2. The Hive by Charles Burns (2nd vol of graphic novel series, Pantheon)
The master of surreal horror continues what he started with X’d Out, cool to see him doing color again. Funny, creepy, and absolutely incredible artwork, of course. Should be be adapted for David Lynch’s career comeback movie.
3. Sweet Tooth (series, Vertigo) / The Underwater Welder (graphic novel, Top Shelf) by Jeff Lemire
A double shot of my favorite comix canuck: his post-apoc survival series with human-animal hybrids is like crack to me, and the graphic novel showed his romantic side (with a heavy dose of Twilight Zone-ness, of course!)
4. Unterzakhn by Leela Corman (graphic novel, Schocken Books)
First I’ve heard of this artist: a heartbreaking immigrant family tale, rich with 1910s period detail. Swirly black and white art reminded me of the great French comix artist David B. (Epileptic).
5. Saga by Brian K. Vaughan and Fiona Staples (series, Image)
I think Vaughan gets a little too cutesy with his humor, but his stories always do it for me. Perfect melding of scifi and fantasy, dare I say, like Star Wars? Staples’ art is snazzy and energetic.
6. The Making Of by Brecht Evens (graphic novel, Drawn & Quarterly)
A vigorous skewering of the contemporary art world, as well as a warm comedy about outcasts. This guy is a wizard of color. Every page is a painting!
7. Prophet (series, Image) / King City (collected miniseries, Image) / Multiple Warheads (miniseries, Image) by Brandon Graham
This dude exploded this year. Prophet is straight up Heavy Metal style scifi action with spectacular visuals from a slew of great artists like Simon Roy and Giannis Milonogiannis. Graham’s own clean, bouncy, cartoony art is perfect for his tongue-in-cheek futuristic urban hijinks in the other two titles.
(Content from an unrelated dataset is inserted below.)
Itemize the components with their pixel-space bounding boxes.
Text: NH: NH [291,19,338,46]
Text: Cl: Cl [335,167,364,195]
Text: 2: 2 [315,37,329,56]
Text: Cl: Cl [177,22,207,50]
8. Interiorae by Gabriella Giandelli (collected miniseries, Fantagraphics)
A gorgeous, dream-like tale of interlocking lives in an apartment complex (and inside people’s heads) all drawn in luminous colored pencil. Yet another example of what european comix is all about.
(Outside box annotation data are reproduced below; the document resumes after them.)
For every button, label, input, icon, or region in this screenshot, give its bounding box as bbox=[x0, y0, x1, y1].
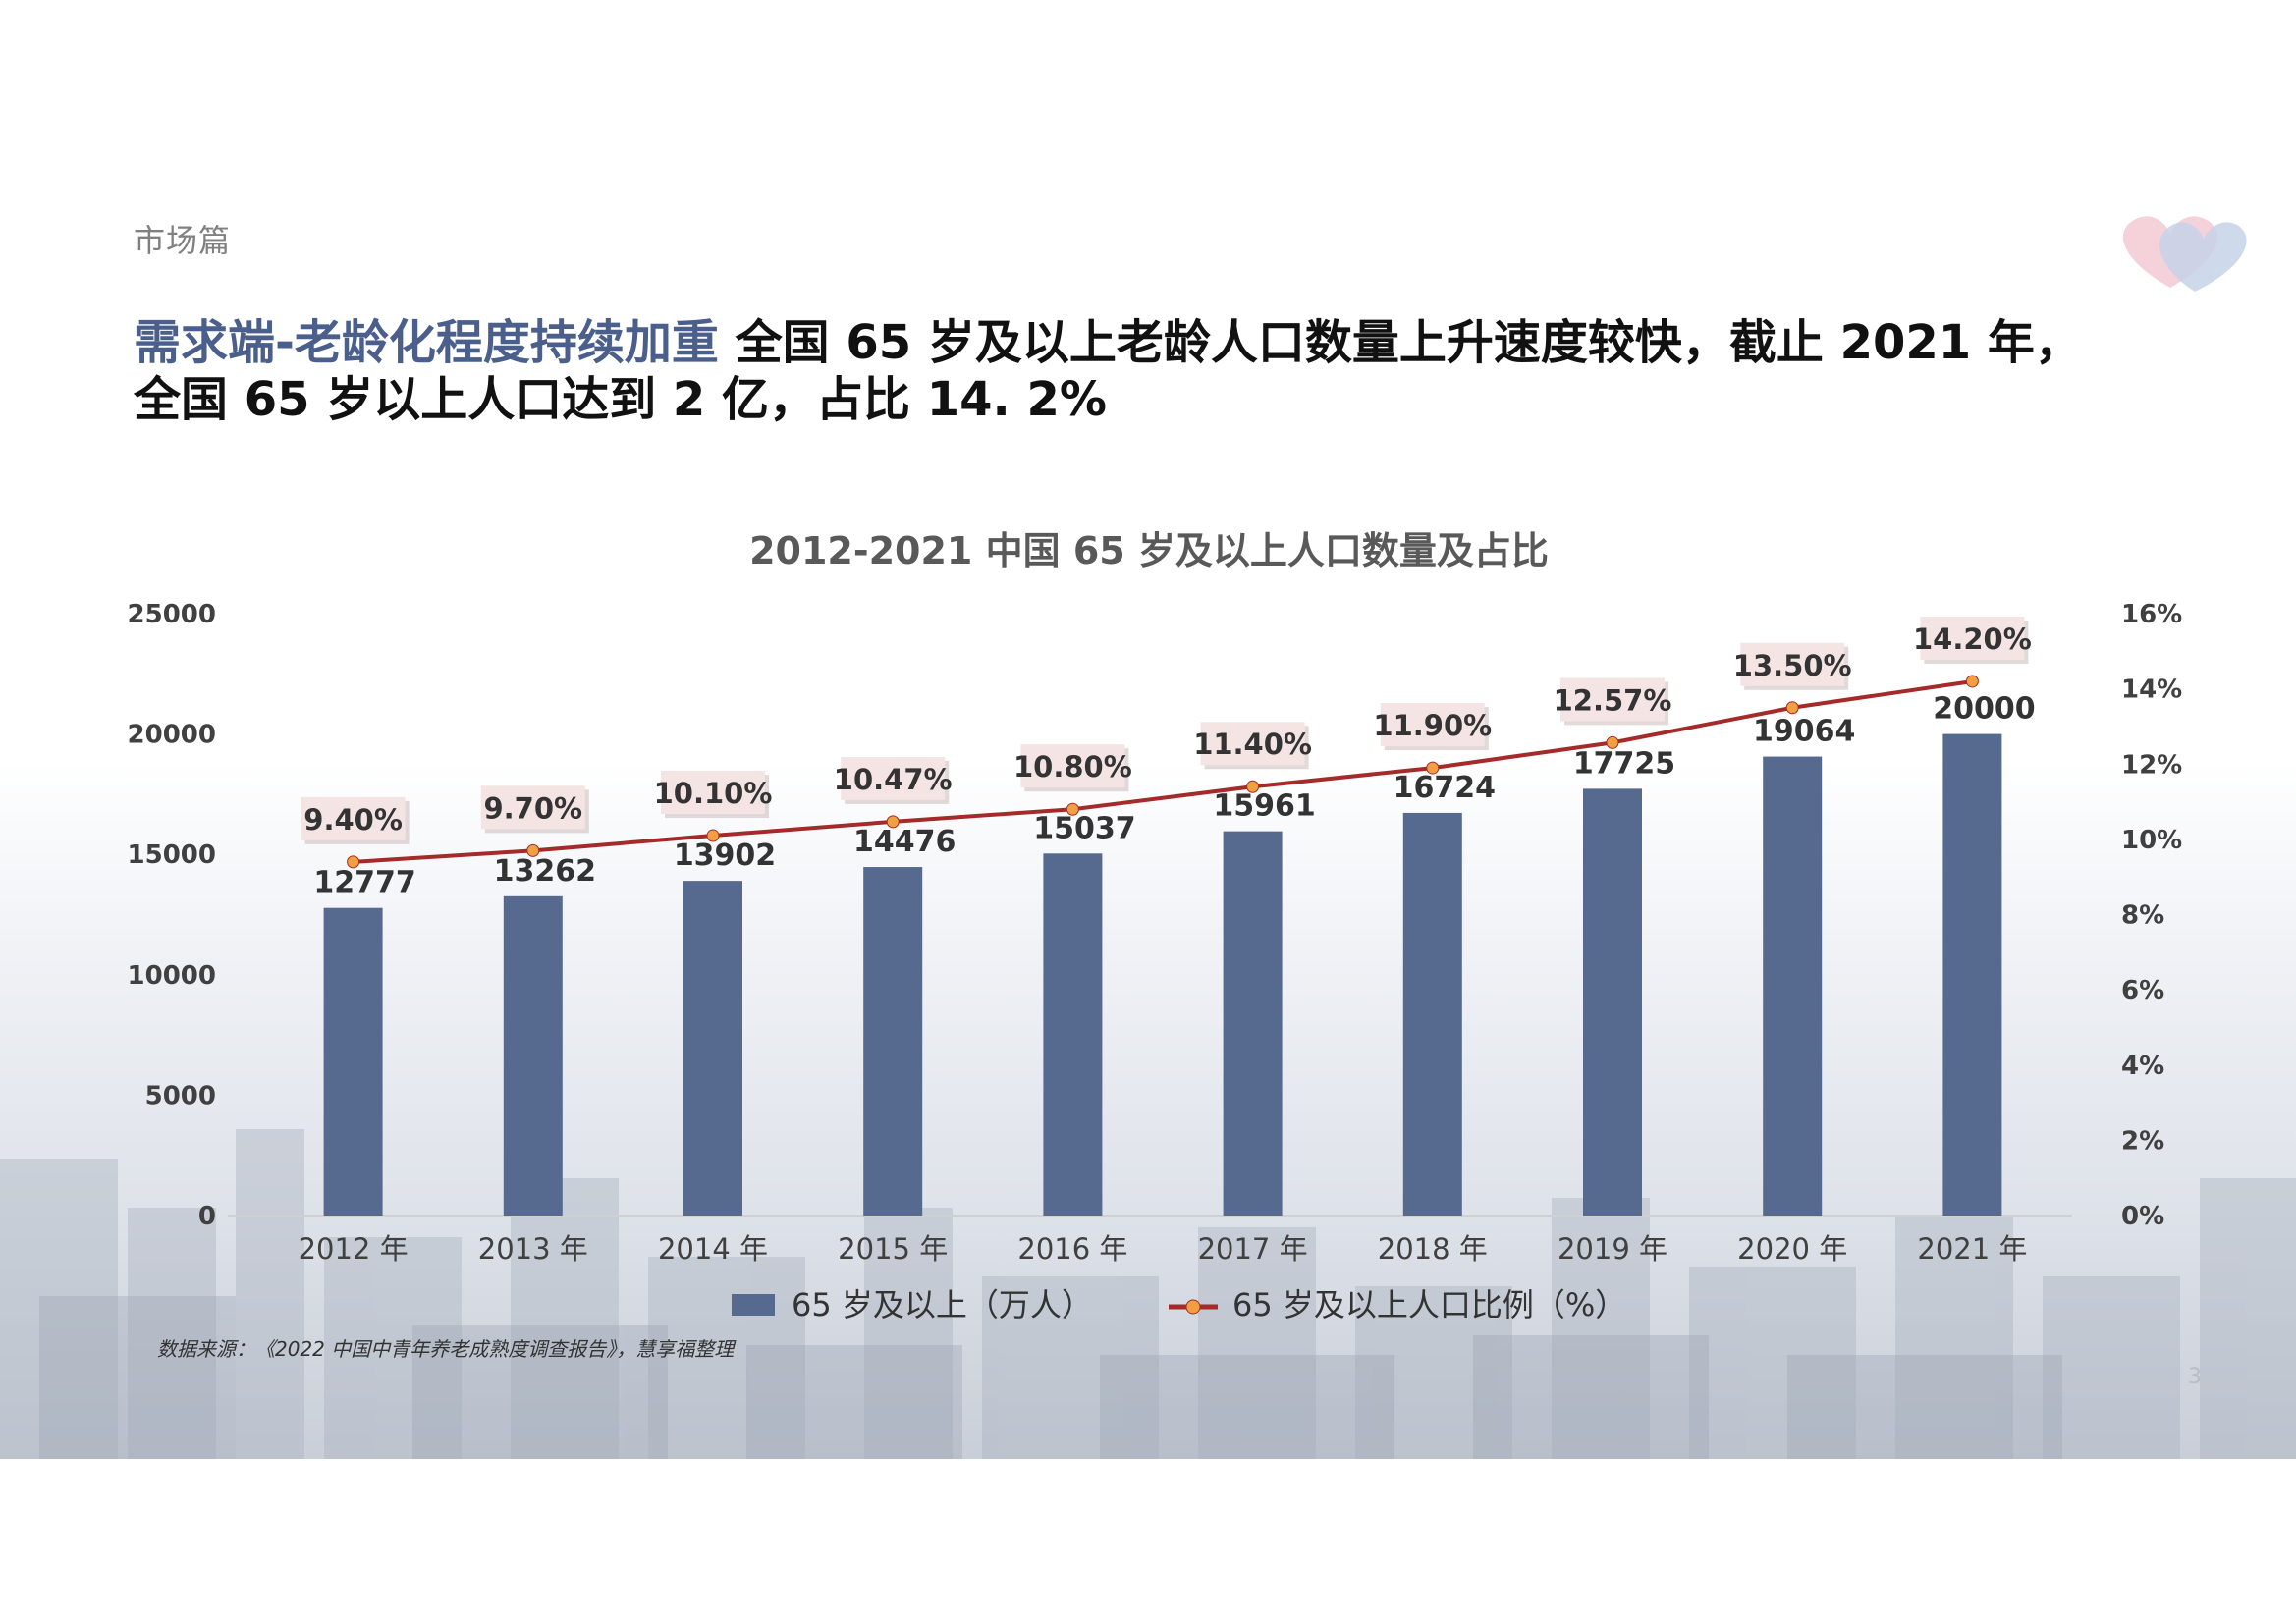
legend: 65 岁及以上（万人） 65 岁及以上人口比例（%） bbox=[732, 1286, 1626, 1324]
headline-accent: 需求端-老龄化程度持续加重 bbox=[134, 315, 719, 370]
bar-labels: 12777 13262 13902 14476 15037 15961 16724 17725… bbox=[313, 692, 2035, 900]
left-axis-tick-label: 15000 bbox=[128, 840, 216, 870]
ratio-value-label: 11.40% bbox=[1193, 728, 1312, 761]
bar-value-label: 16724 bbox=[1394, 771, 1496, 805]
bar bbox=[1043, 853, 1103, 1216]
headline: 需求端-老龄化程度持续加重 全国 65 岁及以上老龄人口数量上升速度较快，截止 … bbox=[134, 314, 2196, 428]
chart-title: 2012-2021 中国 65 岁及以上人口数量及占比 bbox=[749, 529, 1549, 572]
ratio-value-label: 10.47% bbox=[834, 763, 953, 796]
right-axis-tick-label: 2% bbox=[2121, 1126, 2164, 1156]
ratio-label-box bbox=[841, 756, 946, 800]
bar-value-label: 20000 bbox=[1933, 692, 2035, 727]
ratio-value-label: 11.90% bbox=[1373, 709, 1492, 742]
right-axis-tick-label: 4% bbox=[2121, 1052, 2164, 1081]
bar-value-label: 15961 bbox=[1213, 789, 1315, 824]
bar-value-label: 17725 bbox=[1573, 746, 1675, 781]
legend-line-marker bbox=[1185, 1299, 1201, 1315]
bar bbox=[683, 881, 742, 1216]
bar-value-label: 13902 bbox=[674, 839, 776, 873]
left-axis-tick-label: 20000 bbox=[128, 721, 216, 750]
ratio-label-box bbox=[1560, 677, 1665, 722]
right-axis-tick-label: 14% bbox=[2121, 676, 2182, 705]
left-axis-tick-label: 5000 bbox=[145, 1081, 216, 1110]
ratio-point bbox=[886, 815, 900, 829]
section-label: 市场篇 bbox=[134, 222, 232, 259]
x-axis-tick-label: 2012 年 bbox=[299, 1232, 409, 1266]
source-note: 数据来源：《2022 中国中青年养老成熟度调查报告》，慧享福整理 bbox=[157, 1337, 735, 1361]
headline-rest: 全国 65 岁及以上老龄人口数量上升速度较快，截止 2021 年， bbox=[735, 315, 2082, 370]
x-axis-labels: 2012 年 2013 年 2014 年 2015 年 2016 年 2017 年 2018… bbox=[299, 1232, 2028, 1266]
bar-value-label: 13262 bbox=[494, 854, 596, 889]
population-chart: 2012-2021 中国 65 岁及以上人口数量及占比 0 5000 10000 15… bbox=[128, 529, 2183, 1324]
city-background-image bbox=[0, 1129, 2296, 1459]
ratio-line bbox=[353, 678, 1973, 864]
ratio-point bbox=[347, 855, 360, 869]
x-axis-tick-label: 2018 年 bbox=[1378, 1232, 1488, 1266]
ratio-point bbox=[1785, 701, 1799, 715]
left-axis: 0 5000 10000 15000 20000 25000 bbox=[128, 600, 216, 1231]
page-number: 3 bbox=[2188, 1365, 2202, 1389]
ratio-label-box bbox=[480, 785, 585, 830]
ratio-label-box bbox=[1740, 642, 1845, 686]
bar bbox=[1402, 812, 1462, 1216]
bar-value-label: 15037 bbox=[1033, 811, 1135, 845]
x-axis-tick-label: 2019 年 bbox=[1558, 1232, 1667, 1266]
bar bbox=[1942, 733, 2002, 1216]
legend-line-label: 65 岁及以上人口比例（%） bbox=[1232, 1286, 1626, 1324]
x-axis-tick-label: 2017 年 bbox=[1198, 1232, 1308, 1266]
ratio-point bbox=[1426, 761, 1440, 775]
right-axis: 0% 2% 4% 6% 8% 10% 12% 14% 16% bbox=[2121, 600, 2182, 1231]
headline-line2: 全国 65 岁以上人口达到 2 亿，占比 14. 2% bbox=[134, 372, 1107, 427]
left-axis-tick-label: 10000 bbox=[128, 961, 216, 991]
bar-value-label: 14476 bbox=[853, 825, 956, 859]
right-axis-tick-label: 12% bbox=[2121, 750, 2182, 780]
ratio-label-box bbox=[301, 796, 406, 840]
left-axis-tick-label: 0 bbox=[198, 1202, 216, 1231]
slide: 市场篇 需求端-老龄化程度持续加重 全国 65 岁及以上老龄人口数量上升速度较快… bbox=[0, 0, 2296, 1459]
legend-bar-swatch bbox=[732, 1294, 775, 1316]
heart-logo-icon bbox=[2122, 216, 2247, 292]
right-axis-tick-label: 0% bbox=[2121, 1202, 2164, 1231]
ratio-label-box bbox=[1200, 722, 1305, 766]
ratio-value-label: 9.40% bbox=[303, 803, 403, 837]
left-axis-tick-label: 25000 bbox=[128, 600, 216, 629]
bar bbox=[863, 867, 923, 1216]
right-axis-tick-label: 10% bbox=[2121, 826, 2182, 855]
bar bbox=[1583, 788, 1642, 1216]
ratio-value-label: 10.80% bbox=[1013, 750, 1132, 784]
bar bbox=[503, 895, 563, 1216]
legend-bar-label: 65 岁及以上（万人） bbox=[792, 1286, 1093, 1324]
ratio-value-label: 14.20% bbox=[1913, 622, 2032, 656]
x-axis-tick-label: 2020 年 bbox=[1737, 1232, 1847, 1266]
right-axis-tick-label: 16% bbox=[2121, 600, 2182, 629]
x-axis-tick-label: 2013 年 bbox=[478, 1232, 588, 1266]
x-axis-tick-label: 2015 年 bbox=[838, 1232, 948, 1266]
ratio-point bbox=[706, 829, 720, 842]
right-axis-tick-label: 8% bbox=[2121, 901, 2164, 931]
ratio-point bbox=[1066, 802, 1079, 816]
ratio-value-label: 10.10% bbox=[654, 777, 773, 810]
ratio-label-box bbox=[1920, 616, 2025, 660]
line-series: 9.40% 9.70% 10.10% 10.47% 10.80% 11.40% 11.90%… bbox=[301, 616, 2032, 869]
ratio-point bbox=[526, 843, 540, 857]
ratio-label-box bbox=[1380, 703, 1485, 747]
ratio-point bbox=[1246, 780, 1260, 793]
x-axis-tick-label: 2021 年 bbox=[1917, 1232, 2027, 1266]
right-axis-tick-label: 6% bbox=[2121, 976, 2164, 1005]
ratio-value-label: 9.70% bbox=[483, 791, 582, 825]
ratio-label-box bbox=[661, 771, 765, 815]
ratio-value-label: 12.57% bbox=[1554, 683, 1672, 717]
ratio-point bbox=[1965, 675, 1979, 688]
ratio-value-label: 13.50% bbox=[1733, 649, 1852, 682]
bar-series bbox=[323, 733, 2002, 1216]
x-axis-tick-label: 2014 年 bbox=[658, 1232, 768, 1266]
bar bbox=[1223, 831, 1283, 1216]
bar bbox=[1763, 756, 1823, 1216]
x-axis-tick-label: 2016 年 bbox=[1017, 1232, 1127, 1266]
ratio-point bbox=[1606, 735, 1619, 749]
bar-value-label: 19064 bbox=[1753, 715, 1855, 749]
bar-value-label: 12777 bbox=[313, 866, 415, 900]
ratio-label-box bbox=[1020, 744, 1125, 788]
bar bbox=[323, 907, 383, 1216]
9. Building Stories by Chris Ware (big box-o-multiple format comix, Pantheon)
Takes a while to digest this group of interrelated pieces. A tribute to comix in all it’s many forms: book, strip, broadsheet, hardback, floppy, etc. As usual for Ware: a masterpiece.
10. Prince of Cats by Ron Wimberly (graphic novel, Vertigo)
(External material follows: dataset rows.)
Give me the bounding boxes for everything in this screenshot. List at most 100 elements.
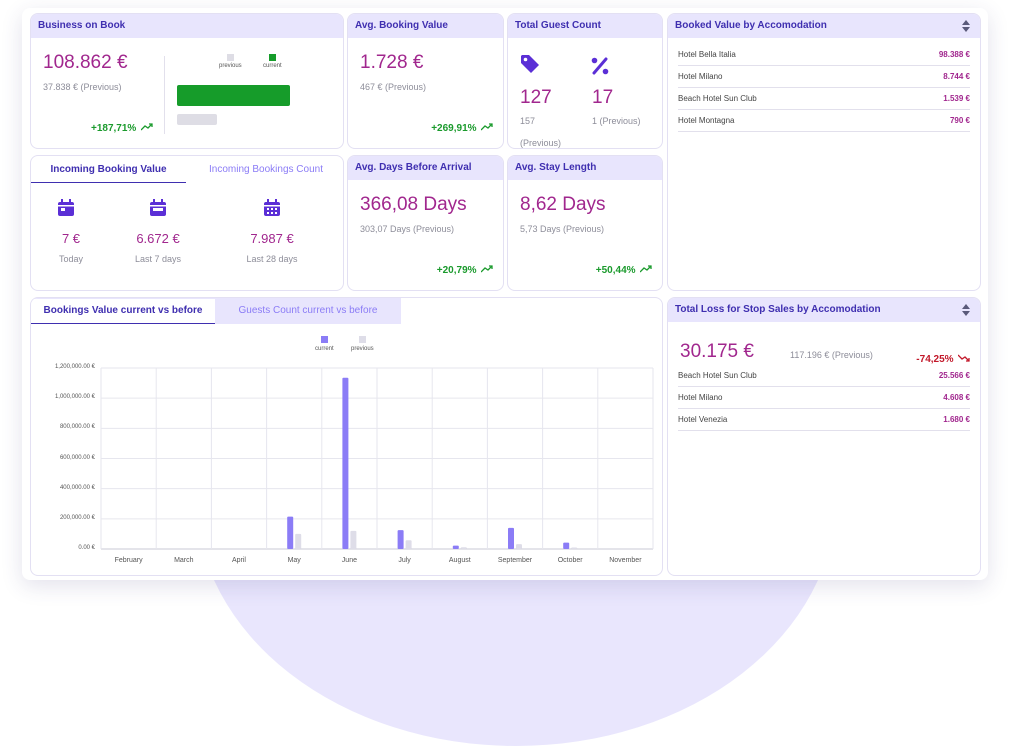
- accommodation-value: 8.744 €: [943, 72, 970, 81]
- list-item: Hotel Milano 4.608 €: [678, 390, 970, 409]
- bar-current[interactable]: [287, 516, 294, 549]
- list-item: Hotel Bella Italia 98.388 €: [678, 47, 970, 66]
- stay-length-card: Avg. Stay Length 8,62 Days 5,73 Days (Pr…: [507, 155, 663, 291]
- change-value: +50,44%: [595, 265, 636, 276]
- bar-previous[interactable]: [460, 547, 467, 549]
- bar-current[interactable]: [508, 527, 514, 549]
- calendar-month-icon: [264, 199, 280, 216]
- bar-current[interactable]: [397, 530, 404, 549]
- business-on-book-card: Business on Book 108.862 € 37.838 € (Pre…: [30, 13, 344, 149]
- change-value: +269,91%: [431, 123, 477, 134]
- list-item: Hotel Venezia 1.680 €: [678, 412, 970, 431]
- accommodation-name: Hotel Milano: [678, 72, 723, 81]
- list-item: Beach Hotel Sun Club 1.539 €: [678, 91, 970, 110]
- days-before-change: +20,79%: [437, 260, 493, 278]
- days-before-arrival-card: Avg. Days Before Arrival 366,08 Days 303…: [347, 155, 504, 291]
- legend-label: previous: [219, 63, 242, 69]
- x-tick-label: April: [231, 557, 246, 564]
- accommodation-value: 790 €: [949, 116, 970, 125]
- tab-incoming-bookings-count[interactable]: Incoming Bookings Count: [209, 164, 323, 175]
- x-tick-label: October: [557, 557, 583, 564]
- y-tick-label: 200,000.00 €: [59, 514, 95, 521]
- business-change: +187,71%: [91, 118, 153, 136]
- change-value: +20,79%: [436, 265, 477, 276]
- days-before-value: 366,08 Days: [360, 194, 467, 215]
- dashboard: Business on Book 108.862 € 37.838 € (Pre…: [22, 8, 988, 580]
- y-tick-label: 800,000.00 €: [59, 424, 95, 431]
- loss-value: 30.175 €: [680, 341, 754, 362]
- calendar-week-icon: [150, 199, 166, 216]
- accommodation-value: 1.680 €: [943, 415, 970, 424]
- legend-previous: previous: [351, 336, 374, 352]
- bar-current[interactable]: [563, 542, 570, 549]
- previous-bar: [177, 114, 217, 125]
- legend-current: current: [315, 336, 334, 352]
- bar-current[interactable]: [452, 545, 459, 549]
- y-tick-label: 1,000,000.00 €: [54, 394, 95, 401]
- x-tick-label: March: [174, 557, 194, 564]
- card-title: Avg. Days Before Arrival: [348, 156, 503, 180]
- sort-icon[interactable]: [962, 304, 970, 316]
- accommodation-name: Hotel Montagna: [678, 116, 735, 125]
- bar-previous[interactable]: [516, 544, 522, 549]
- days-before-previous: 303,07 Days (Previous): [360, 224, 455, 234]
- legend-swatch: [268, 54, 276, 61]
- legend-label: current: [315, 346, 334, 352]
- bar-previous[interactable]: [405, 540, 412, 549]
- y-tick-label: 1,200,000.00 €: [54, 364, 95, 370]
- accommodation-value: 25.566 €: [938, 371, 970, 380]
- tab-incoming-booking-value[interactable]: Incoming Booking Value: [31, 158, 186, 183]
- card-title: Total Loss for Stop Sales by Accomodatio…: [668, 298, 980, 322]
- incoming-7days-value: 6.672 €: [136, 231, 180, 246]
- guest-percent-previous: 1 (Previous): [592, 116, 641, 126]
- total-loss-card: Total Loss for Stop Sales by Accomodatio…: [667, 297, 981, 576]
- list-item: Hotel Montagna 790 €: [678, 113, 970, 132]
- trend-up-icon: [639, 265, 652, 273]
- x-tick-label: September: [497, 557, 533, 564]
- trend-down-icon: [957, 354, 970, 362]
- sort-icon[interactable]: [962, 20, 970, 32]
- incoming-today-value: 7 €: [61, 231, 81, 246]
- accommodation-name: Beach Hotel Sun Club: [678, 371, 757, 380]
- tab-guests-count[interactable]: Guests Count current vs before: [238, 305, 378, 316]
- legend-swatch: [358, 336, 366, 343]
- business-value: 108.862 €: [43, 52, 128, 73]
- accommodation-value: 98.388 €: [938, 50, 970, 59]
- x-tick-label: August: [448, 557, 471, 564]
- accommodation-name: Hotel Milano: [678, 393, 723, 402]
- incoming-28days-value: 7.987 €: [250, 231, 294, 246]
- card-title: Business on Book: [31, 14, 343, 38]
- card-title: Avg. Booking Value: [348, 14, 503, 38]
- card-title: Total Guest Count: [508, 14, 662, 38]
- incoming-card: Incoming Booking Value Incoming Bookings…: [30, 155, 344, 291]
- loss-previous: 117.196 € (Previous): [790, 350, 873, 360]
- accommodation-name: Beach Hotel Sun Club: [678, 94, 757, 103]
- x-tick-label: July: [398, 557, 411, 564]
- stay-length-value: 8,62 Days: [520, 194, 606, 215]
- change-value: +187,71%: [91, 123, 137, 134]
- card-title: Avg. Stay Length: [508, 156, 662, 180]
- incoming-7days-label: Last 7 days: [134, 254, 182, 264]
- legend-label: current: [263, 63, 282, 69]
- x-tick-label: May: [287, 557, 301, 564]
- bookings-chart-card: Bookings Value current vs before Guests …: [30, 297, 663, 576]
- legend-previous: previous: [219, 54, 242, 69]
- bar-previous[interactable]: [295, 533, 302, 549]
- bar-previous[interactable]: [350, 530, 357, 549]
- list-item: Hotel Milano 8.744 €: [678, 69, 970, 88]
- accommodation-name: Hotel Bella Italia: [678, 50, 736, 59]
- y-tick-label: 600,000.00 €: [59, 454, 95, 461]
- bar-current[interactable]: [342, 377, 349, 549]
- guest-count-previous: 157: [520, 116, 536, 126]
- tab-bookings-value[interactable]: Bookings Value current vs before: [31, 299, 215, 324]
- trend-up-icon: [480, 265, 493, 273]
- tag-icon: [521, 55, 539, 73]
- legend-swatch: [226, 54, 234, 61]
- guest-percent-current: 17: [592, 87, 614, 108]
- bar-previous[interactable]: [571, 547, 578, 549]
- change-value: -74,25%: [916, 354, 954, 365]
- current-bar: [177, 85, 290, 106]
- accommodation-value: 1.539 €: [943, 94, 970, 103]
- legend-label: previous: [351, 346, 374, 352]
- y-tick-label: 400,000.00 €: [59, 484, 95, 491]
A sideways look at Romeo & Juliet through Tybalt’s eyes. Playful Shakespeare-meets-hiphop language, very 80s/90s NYC feel to the setting, candy colored, graffiti influenced artwork… and sword fights!
bonus runner up:
Dal Tokyo by Gary Panter (collected strips, Fantagraphics)
Finally a collection of the indescribable punk-satire-scifi-art experiment strip that Panter has been doing since, like, the early 80s!!! Like Peanuts done by a robot on drugs.